= Maurice Prather =

American film director

Maurice William Prather (September 6, 1926 - January 9, 2001) was an American motion picture and still photographer and film director. He was born in Miami, Florida, the son of Maurice J. Prather, a mechanic, cabinet maker, and woodworker, and Zora M. Prather, both of them born in Missouri. Young Maurice Jr. also had a younger sister, Laura Jo, some two years his junior.

The Prather family was living in Kansas City, Missouri, by 1930, where Maurice Jr.'s father found work at a local business called Greenwood's. By the time he was in his senior year of high school, Maurice Jr. had become interested in photography and had an after-school job as an assistant cameraman and laboratory technician at the Calvin Company in Kansas City, the largest production company for industrial films in the world.
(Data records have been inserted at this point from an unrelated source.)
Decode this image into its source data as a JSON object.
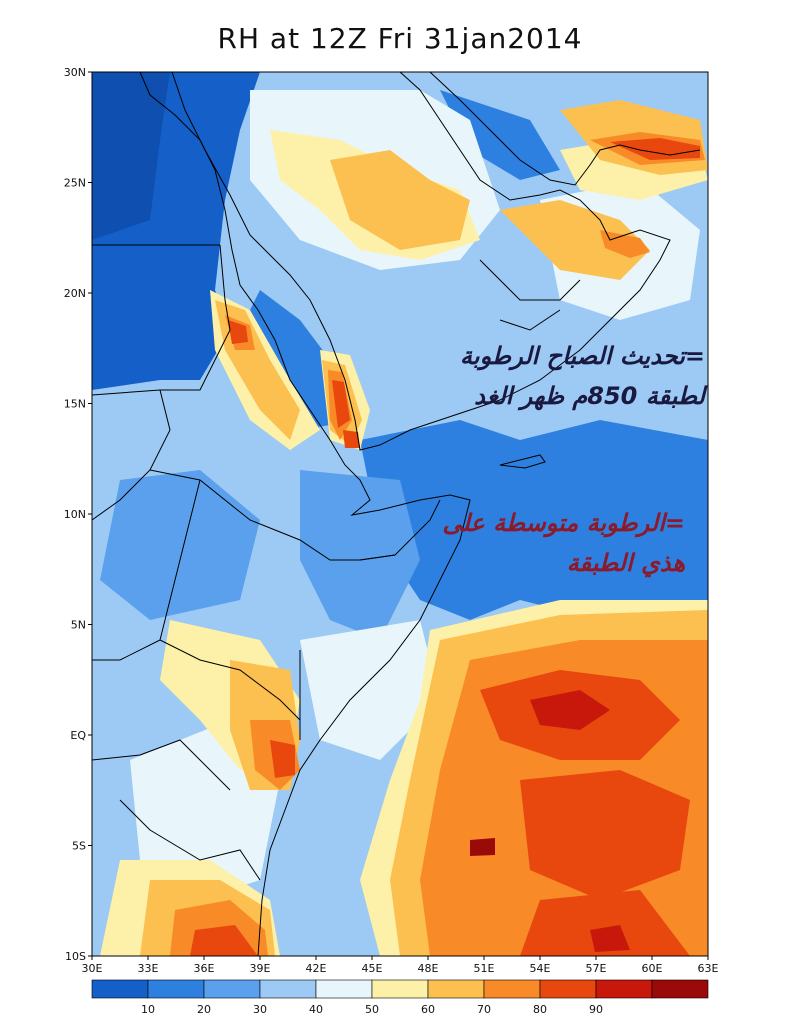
{
  "title": "RH at 12Z Fri 31jan2014",
  "map": {
    "lat_labels": [
      "30N",
      "25N",
      "20N",
      "15N",
      "10N",
      "5N",
      "EQ",
      "5S",
      "10S"
    ],
    "lon_labels": [
      "30E",
      "33E",
      "36E",
      "39E",
      "42E",
      "45E",
      "48E",
      "51E",
      "54E",
      "57E",
      "60E",
      "63E"
    ],
    "lat_range": [
      -10,
      30
    ],
    "lon_range": [
      30,
      63
    ],
    "variable": "RH",
    "level": "850"
  },
  "colorbar": {
    "labels": [
      "10",
      "20",
      "30",
      "40",
      "50",
      "60",
      "70",
      "80",
      "90"
    ],
    "colors": [
      "#1560c8",
      "#2e80e0",
      "#5aa0ec",
      "#9ccaf4",
      "#e8f6fb",
      "#fdf0a8",
      "#fcc050",
      "#f88a28",
      "#e8480e",
      "#c8180c",
      "#9a0a08"
    ]
  },
  "annotations": [
    {
      "lines": [
        "=تحديث الصباح الرطوبة",
        "لطبقة 850م ظهر الغد"
      ],
      "color": "#1a1a40"
    },
    {
      "lines": [
        "=الرطوبة متوسطة على",
        "هذي الطبقة"
      ],
      "color": "#8b1a2a"
    }
  ]
}
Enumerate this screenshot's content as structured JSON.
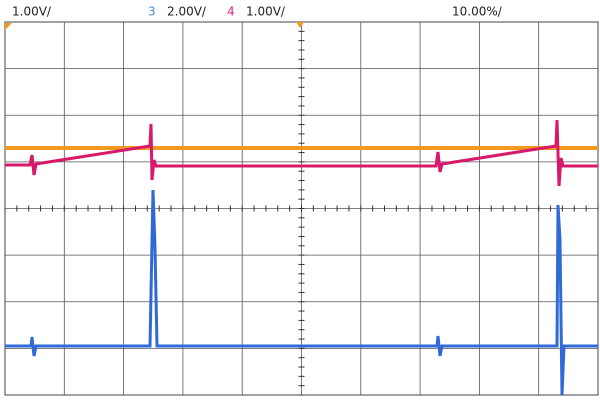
{
  "header": {
    "ch1_scale": "1.00V/",
    "ch3_label": "3",
    "ch3_scale": "2.00V/",
    "ch4_label": "4",
    "ch4_scale": "1.00V/",
    "timebase": "10.00%/"
  }
}
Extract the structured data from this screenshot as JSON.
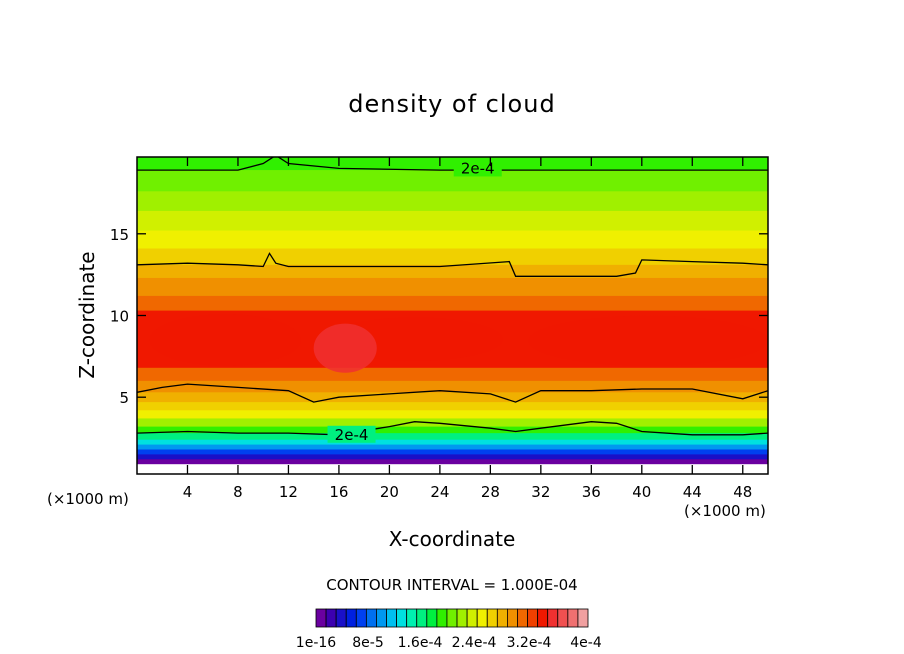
{
  "chart_data": {
    "type": "heatmap",
    "title": "density of cloud",
    "xlabel": "X-coordinate",
    "ylabel": "Z-coordinate",
    "x_unit": "(×1000 m)",
    "y_unit": "(×1000 m)",
    "xlim": [
      0,
      50
    ],
    "ylim": [
      0.3,
      19.7
    ],
    "x_ticks": [
      4,
      8,
      12,
      16,
      20,
      24,
      28,
      32,
      36,
      40,
      44,
      48
    ],
    "x_tick_labels": [
      "4",
      "8",
      "12",
      "16",
      "20",
      "24",
      "28",
      "32",
      "36",
      "40",
      "44",
      "48"
    ],
    "y_ticks": [
      5,
      10,
      15
    ],
    "y_tick_labels": [
      "5",
      "10",
      "15"
    ],
    "contour_interval_text": "CONTOUR INTERVAL = 1.000E-04",
    "contour_labels": [
      {
        "text": "2e-4",
        "x": 27,
        "z": 19
      },
      {
        "text": "2e-4",
        "x": 17,
        "z": 2.7
      }
    ],
    "colorbar": {
      "labels": [
        "1e-16",
        "8e-5",
        "1.6e-4",
        "2.4e-4",
        "3.2e-4",
        "4e-4"
      ],
      "colors": [
        "#6a00a0",
        "#3c00b0",
        "#1a10c8",
        "#0020e0",
        "#0040f0",
        "#0070f0",
        "#0098f0",
        "#00c0f0",
        "#00e0e0",
        "#00f0b0",
        "#00f080",
        "#00f040",
        "#30f000",
        "#70f000",
        "#a0f000",
        "#d0f000",
        "#f0f000",
        "#f0d000",
        "#f0b000",
        "#f09000",
        "#f06800",
        "#f04000",
        "#f01800",
        "#f03030",
        "#f05050",
        "#f07070",
        "#f0a0a0"
      ]
    },
    "bands": [
      {
        "z_top": 19.7,
        "z_bottom": 18.9,
        "color": "#30f000"
      },
      {
        "z_top": 18.9,
        "z_bottom": 17.6,
        "color": "#70f000"
      },
      {
        "z_top": 17.6,
        "z_bottom": 16.4,
        "color": "#a0f000"
      },
      {
        "z_top": 16.4,
        "z_bottom": 15.2,
        "color": "#d0f000"
      },
      {
        "z_top": 15.2,
        "z_bottom": 14.1,
        "color": "#f0f000"
      },
      {
        "z_top": 14.1,
        "z_bottom": 13.1,
        "color": "#f0d000"
      },
      {
        "z_top": 13.1,
        "z_bottom": 12.3,
        "color": "#f0b000"
      },
      {
        "z_top": 12.3,
        "z_bottom": 11.2,
        "color": "#f09000"
      },
      {
        "z_top": 11.2,
        "z_bottom": 10.3,
        "color": "#f06800"
      },
      {
        "z_top": 10.3,
        "z_bottom": 6.8,
        "color": "#f01800"
      },
      {
        "z_top": 6.8,
        "z_bottom": 6.0,
        "color": "#f06800"
      },
      {
        "z_top": 6.0,
        "z_bottom": 5.3,
        "color": "#f09000"
      },
      {
        "z_top": 5.3,
        "z_bottom": 4.7,
        "color": "#f0b000"
      },
      {
        "z_top": 4.7,
        "z_bottom": 4.2,
        "color": "#f0d000"
      },
      {
        "z_top": 4.2,
        "z_bottom": 3.7,
        "color": "#f0f000"
      },
      {
        "z_top": 3.7,
        "z_bottom": 3.2,
        "color": "#a0f000"
      },
      {
        "z_top": 3.2,
        "z_bottom": 2.8,
        "color": "#30f000"
      },
      {
        "z_top": 2.8,
        "z_bottom": 2.4,
        "color": "#00f080"
      },
      {
        "z_top": 2.4,
        "z_bottom": 2.1,
        "color": "#00e0e0"
      },
      {
        "z_top": 2.1,
        "z_bottom": 1.8,
        "color": "#0098f0"
      },
      {
        "z_top": 1.8,
        "z_bottom": 1.5,
        "color": "#0040f0"
      },
      {
        "z_top": 1.5,
        "z_bottom": 1.2,
        "color": "#1a10c8"
      },
      {
        "z_top": 1.2,
        "z_bottom": 0.9,
        "color": "#6a00a0"
      },
      {
        "z_top": 0.9,
        "z_bottom": 0.3,
        "color": "#ffffff"
      }
    ],
    "core_regions": [
      {
        "x": [
          1,
          13
        ],
        "z": [
          6.9,
          10.1
        ],
        "color": "#f01800"
      },
      {
        "x": [
          15,
          29
        ],
        "z": [
          7.2,
          9.9
        ],
        "color": "#f01800"
      },
      {
        "x": [
          31,
          50
        ],
        "z": [
          6.9,
          10.0
        ],
        "color": "#f01800"
      },
      {
        "x": [
          14,
          19
        ],
        "z": [
          6.5,
          9.5
        ],
        "color": "#f03030"
      }
    ],
    "contours": [
      {
        "level": "2e-4 upper",
        "x": [
          0,
          4,
          8,
          10,
          11,
          12,
          16,
          24,
          30,
          36,
          44,
          50
        ],
        "z": [
          18.9,
          18.9,
          18.9,
          19.3,
          19.8,
          19.3,
          19.0,
          18.9,
          18.9,
          18.9,
          18.9,
          18.9
        ]
      },
      {
        "level": "1e-4 upper",
        "x": [
          0,
          4,
          8,
          10,
          10.5,
          11,
          12,
          16,
          24,
          29.5,
          30,
          30.5,
          34,
          38,
          39.5,
          40,
          44,
          48,
          50
        ],
        "z": [
          13.1,
          13.2,
          13.1,
          13.0,
          13.8,
          13.2,
          13.0,
          13.0,
          13.0,
          13.3,
          12.4,
          12.4,
          12.4,
          12.4,
          12.6,
          13.4,
          13.3,
          13.2,
          13.1
        ]
      },
      {
        "level": "1e-4 lower",
        "x": [
          0,
          2,
          4,
          8,
          12,
          14,
          16,
          20,
          24,
          28,
          30,
          32,
          36,
          40,
          44,
          48,
          50
        ],
        "z": [
          5.3,
          5.6,
          5.8,
          5.6,
          5.4,
          4.7,
          5.0,
          5.2,
          5.4,
          5.2,
          4.7,
          5.4,
          5.4,
          5.5,
          5.5,
          4.9,
          5.4
        ]
      },
      {
        "level": "2e-4 lower",
        "x": [
          0,
          4,
          8,
          12,
          16,
          20,
          22,
          24,
          28,
          30,
          32,
          36,
          38,
          40,
          44,
          48,
          50
        ],
        "z": [
          2.8,
          2.9,
          2.8,
          2.8,
          2.7,
          3.2,
          3.5,
          3.4,
          3.1,
          2.9,
          3.1,
          3.5,
          3.4,
          2.9,
          2.7,
          2.7,
          2.8
        ]
      }
    ]
  }
}
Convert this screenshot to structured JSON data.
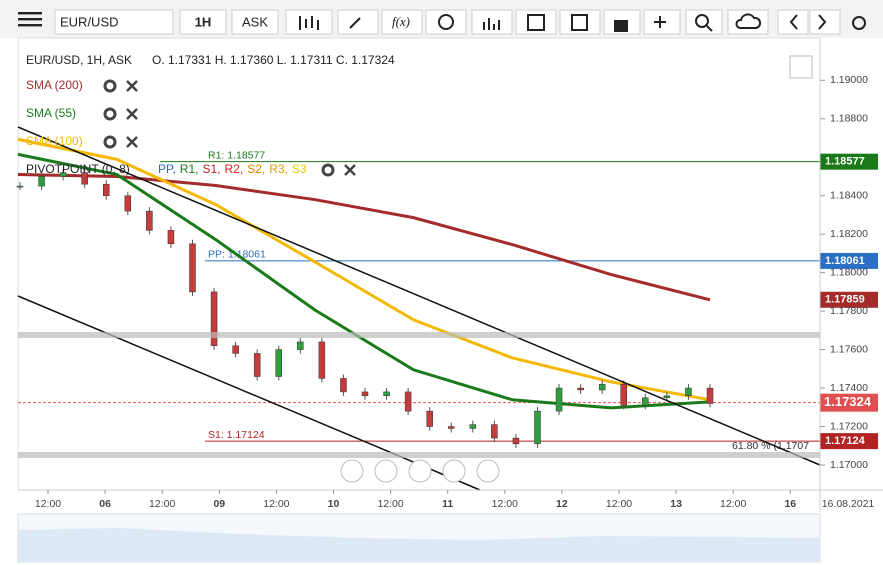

Upon turning 18 in 1944, Prather did not join the armed forces as most American men did during those wartime days (Prather may have suffered from a physical problem which prevented him from serving in the armed forces). Instead, he found work as a photographer of wartime airplanes for North American Aviation in Kansas City. In 1945, he became an engineering photographer for Trans World Airlines (TWA), who for many years had a hub in Kansas City. Still living with his parents in Kansas City, Prather then returned to the Calvin Company as an assistant cameraman for industrial films once again. This was the longest Prather held onto a job during these early days in Kansas City—two years (1946—1948). For some reason, he decided to abandon photography altogether for a one-year stint as a schedule clerk at a Sears-Roebuck department store in Kansas City. In 1949, he decided to get a college education and so enrolled in the journalism program at the University of Kansas in Lawrence, Kansas.

While at KU, Prather got a part-time job at the local Centron Corporation film studio, working as a photographer once again on educational and industrial short films. Prather's college activities included writing for the University Daily Kansan newspaper at KU and writing and photographing with several other students a "highlight book" of the 1951-52 season of the KU Jayhawks basketball team. Prather completed his journalism degree in June, 1953, and immediately went to work full-time at Centron. Prather put in nearly ten years at Centron, making over one hundred educational and industrial films, many of them prize-winners. Other than motion picture and still photography, he did sound recording on films and after a while began to direct films. It was while at Centron that Prather met his wife, Rozanne, whom he married in the late 1950s. He also first became acquainted with director Herk Harvey.

In 1959, Centron's camera shop, Mosser-Wolf Cameras, was sold to Prather and several business partners who opened Photon Cameras, a successful camera retail store and portrait studio that Prather served as an owner-operator of until his leaving Lawrence in 1962. In 1961, Prather photographed Carnival of Souls, Herk Harvey's Lawrence-produced feature film whose groundbreaking cinematography influenced the horror and science fiction film genres, although the movie didn't really find its audience until 1989. By the time Carnival of Souls was released in late 1962, Prather had left Lawrence with his wife to work as services coordinator and photographer for Horizon Productions, a small, Kansas City-based nontheatrical film production studio. In 1967, Prather moved over to Coleman Film Enterprises, another educational film company, which was headquartered in Shawnee Mission, Kansas. Prather worked there as a photographer until 1977, when he and his wife (who had by this time had two daughters, Anne and Stefanie), moved to California where Prather attempted to give a Hollywood filmmaking career a try. He had little success. "My wife and I had lived in California and really didn't feel like moving back there", Prather said in a 2000 interview in Kansas City after the revival of interest in Carnival of Souls. "I did a lot of movie work and all of the still work for Centron. I prefer to do still photography. I came here to Kansas City [in 1983] and I got out of the motion picture business because it was too expensive. A lot of the stuff I did was food photography. I love food photography. I also did portraits to please myself, not to please the person I was photographing. You get a little old lady saying, 'Make me look like I'm 20 years old.

The revival of interest in his old feature film Carnival of Souls during the 1990s was a pleasant surprise for Prather, but for some reason he did not attend the 1989 reunion of the film's cast and crew in Lawrence, even though he was already listed in the advertisements and programs for the event as one of the featured speakers during the ceremonies. Prather died at the age of 74 on January 9, 2001, at his home in Kansas City, of an unspecified cause, most likely renal failure. However, Prather will remain well-known and widely praised for his innovative and creative photography in Carnival of Souls, as the film continues to be viewed in homes and theaters and aired on television, amazingly, after nearly forty years, when most black-and-white, low-budget films from the 1960s were long forgotten after less than only two or three years.